Solche Weggefährten hat auch die Stadt Rapperswil-Jona. Schon bevor die beiden Gemeinden 2003 und 2005 beschlossen, fortan­ Hand in Hand zu gehen, pflegten sie mit ihren Nachbarn, mit umliegenden Gemeinden, Politikern in der Region Zürichsee-Linth, aber auch ­darüber ­hinaus, ein freund­schaft­liches Verhältnis. Nicht erst seit der Hochzeit vor zehn Jahren hat sich die Stadt mit ihrem Wahrzeichen, dem Schloss oder dem Kinderzoo als Attrak­tion auch über die Kantonsgrenze hinaus einen Namen gemacht. Menschen rund um den Zürich­see verbinden persön­liche Erlebnisse und Erinnerungen mit Rapperswil-Jona, haben schöne, lustige und skurrile Anek­doten über die Stadt zu erzählen – Anek­doten, die es sich aufzuschreiben lohnt. Das kann ein Besuch bei den Elefanten im Kinderzoo sein, eine beson­dere Schifffahrt nach Rapperswil oder der Aufstieg zum Schloss beim aller­ersten Besuch. Andere denken beim Namen Rapperswil-Jona an bestimmte lokalpoli­tische Geschehnisse – zum Beispiel an den Entscheid gegen ein Stadtparlament, welchen die Bür­ger 2015 fällten. Oder an das nicht ganz einfache Prozedere, einen neuen Stadtpräsi­denten zu finden.
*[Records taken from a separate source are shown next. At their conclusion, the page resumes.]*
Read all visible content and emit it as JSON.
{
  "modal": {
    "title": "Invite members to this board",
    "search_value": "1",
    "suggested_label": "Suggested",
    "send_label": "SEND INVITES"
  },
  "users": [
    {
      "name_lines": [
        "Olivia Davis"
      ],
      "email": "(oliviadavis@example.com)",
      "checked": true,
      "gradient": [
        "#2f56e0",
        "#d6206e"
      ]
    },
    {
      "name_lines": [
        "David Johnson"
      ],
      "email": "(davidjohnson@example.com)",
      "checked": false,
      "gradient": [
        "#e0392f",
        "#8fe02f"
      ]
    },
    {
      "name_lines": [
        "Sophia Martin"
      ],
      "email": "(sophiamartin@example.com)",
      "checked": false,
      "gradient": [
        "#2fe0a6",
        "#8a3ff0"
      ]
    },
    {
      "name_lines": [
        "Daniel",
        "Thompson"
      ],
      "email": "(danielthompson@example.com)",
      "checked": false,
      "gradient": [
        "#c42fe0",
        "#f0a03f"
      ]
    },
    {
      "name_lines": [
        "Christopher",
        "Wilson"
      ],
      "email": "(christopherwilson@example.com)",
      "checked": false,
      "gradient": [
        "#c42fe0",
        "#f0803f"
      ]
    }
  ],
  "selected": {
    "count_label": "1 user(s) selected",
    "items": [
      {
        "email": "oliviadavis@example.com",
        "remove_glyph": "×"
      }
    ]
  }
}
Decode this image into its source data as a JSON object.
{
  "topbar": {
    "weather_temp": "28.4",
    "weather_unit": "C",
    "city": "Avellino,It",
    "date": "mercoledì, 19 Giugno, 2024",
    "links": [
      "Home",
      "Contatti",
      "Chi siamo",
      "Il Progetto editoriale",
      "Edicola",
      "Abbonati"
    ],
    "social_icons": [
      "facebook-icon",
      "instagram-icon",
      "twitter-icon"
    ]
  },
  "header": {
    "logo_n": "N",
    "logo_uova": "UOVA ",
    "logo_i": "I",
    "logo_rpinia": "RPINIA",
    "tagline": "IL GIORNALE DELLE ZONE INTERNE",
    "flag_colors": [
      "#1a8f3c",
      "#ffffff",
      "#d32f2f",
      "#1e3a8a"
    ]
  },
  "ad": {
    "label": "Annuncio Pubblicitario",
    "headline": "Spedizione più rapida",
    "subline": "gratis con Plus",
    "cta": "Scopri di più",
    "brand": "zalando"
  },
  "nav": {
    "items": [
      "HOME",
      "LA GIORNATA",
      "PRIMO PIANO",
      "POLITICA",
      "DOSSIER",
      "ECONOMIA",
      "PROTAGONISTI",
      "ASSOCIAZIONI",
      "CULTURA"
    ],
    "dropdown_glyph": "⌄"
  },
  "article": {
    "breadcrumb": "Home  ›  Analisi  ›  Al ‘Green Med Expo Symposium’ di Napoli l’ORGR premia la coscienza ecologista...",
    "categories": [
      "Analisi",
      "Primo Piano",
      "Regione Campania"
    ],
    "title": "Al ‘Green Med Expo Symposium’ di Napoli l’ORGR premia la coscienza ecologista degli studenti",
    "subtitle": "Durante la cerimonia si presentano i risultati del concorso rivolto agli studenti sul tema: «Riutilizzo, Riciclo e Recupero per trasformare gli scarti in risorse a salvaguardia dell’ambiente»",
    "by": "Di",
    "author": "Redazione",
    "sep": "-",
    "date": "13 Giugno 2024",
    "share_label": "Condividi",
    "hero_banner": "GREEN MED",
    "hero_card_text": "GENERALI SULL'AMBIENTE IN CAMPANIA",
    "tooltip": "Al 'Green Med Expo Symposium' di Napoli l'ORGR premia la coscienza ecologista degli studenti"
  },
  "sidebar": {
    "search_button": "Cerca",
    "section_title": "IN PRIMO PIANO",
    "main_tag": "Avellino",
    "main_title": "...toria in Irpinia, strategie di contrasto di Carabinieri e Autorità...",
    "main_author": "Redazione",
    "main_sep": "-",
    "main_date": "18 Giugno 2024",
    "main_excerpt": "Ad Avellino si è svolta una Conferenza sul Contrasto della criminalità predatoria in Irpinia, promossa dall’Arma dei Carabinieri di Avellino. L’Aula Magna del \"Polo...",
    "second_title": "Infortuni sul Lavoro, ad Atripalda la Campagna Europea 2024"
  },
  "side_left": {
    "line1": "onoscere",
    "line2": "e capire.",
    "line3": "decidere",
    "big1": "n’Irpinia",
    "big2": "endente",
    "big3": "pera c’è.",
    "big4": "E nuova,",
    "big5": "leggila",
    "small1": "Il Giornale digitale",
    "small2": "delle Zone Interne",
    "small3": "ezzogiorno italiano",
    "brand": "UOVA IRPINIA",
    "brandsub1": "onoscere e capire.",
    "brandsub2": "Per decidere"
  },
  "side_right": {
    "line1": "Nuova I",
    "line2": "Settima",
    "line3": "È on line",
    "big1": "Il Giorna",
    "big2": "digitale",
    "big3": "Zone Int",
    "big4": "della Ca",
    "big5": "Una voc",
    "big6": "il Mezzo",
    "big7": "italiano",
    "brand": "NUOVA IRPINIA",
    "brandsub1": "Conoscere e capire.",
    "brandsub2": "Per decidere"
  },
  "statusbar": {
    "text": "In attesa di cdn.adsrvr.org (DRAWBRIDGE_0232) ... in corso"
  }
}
Erinnerungen wie diese gehören in ein Freundschaftsbuch. Und wann ist nicht die ­perfekte Gelegenheit, ein solches als Geschenk zu überreichen, wenn nicht zum runden Geburtstag? Zum 10-Jahr-Jubiläum der Stadt Rapperswil-Jona hat die ZSZ darum verschiedene Per­sonen gebeten, ihre ganz persönlichen Erinnerungen an die Stadt zusammenzutragen. Was erlebten sie, als sie das erste Mal nach Rapperswil-Jona kamen? Als sie auf dem Seedamm im berüch­tigten Stau standen – was ging ihnen da durch den Kopf?

Wie es sich für ein Poesie­album gehört, wagen die ­Freunde zudem einen kleinen Ausblick – wenn auch einen fik­tiven. Statt «Was ich einmal ­werden möchte, wenn ich gross bin», heisst es im Freundschaftsbuch von Rapperswil-Jona: «Was würde ich tun, wenn ich einen Tag lang Stadtpräsident oder Stadtpräsidentin wäre?» Was, wenn ich das Schloss mieten könnte?

Diese und ähnliche Frage haben wir Politikern von Zürich bis St. Gallen gestellt. ­Unsere Hoff­nung auf ein möglichst dickes und kreatives Freundschaftsbuch hat sich erfüllt. Für ihre persönlichen Zeilen haben sich die Weggefährten von Rappers­wil-Jona Zeit genommen und keine Mühe gescheut, tief in der Erinnerungskiste zu graben. Nicht zuletzt überbringen sie der Stadt – und auch das darf in einem Poesiealbum nicht fehlen – die besten Wünsche für die Zukunft. Damit verbunden sind Ratschläge, wie Rapperswil-Jona sich künftig weiterentwickeln könnte. Was die Stadt von ihren Nachbarorten lernen könnte – auch darüber­ haben sich die Wegge­fährten Gedanken ge­macht. Sie sehen: Es gibt einiges zu lesen im Freundschaftsbuch von Rapperswil-Jona.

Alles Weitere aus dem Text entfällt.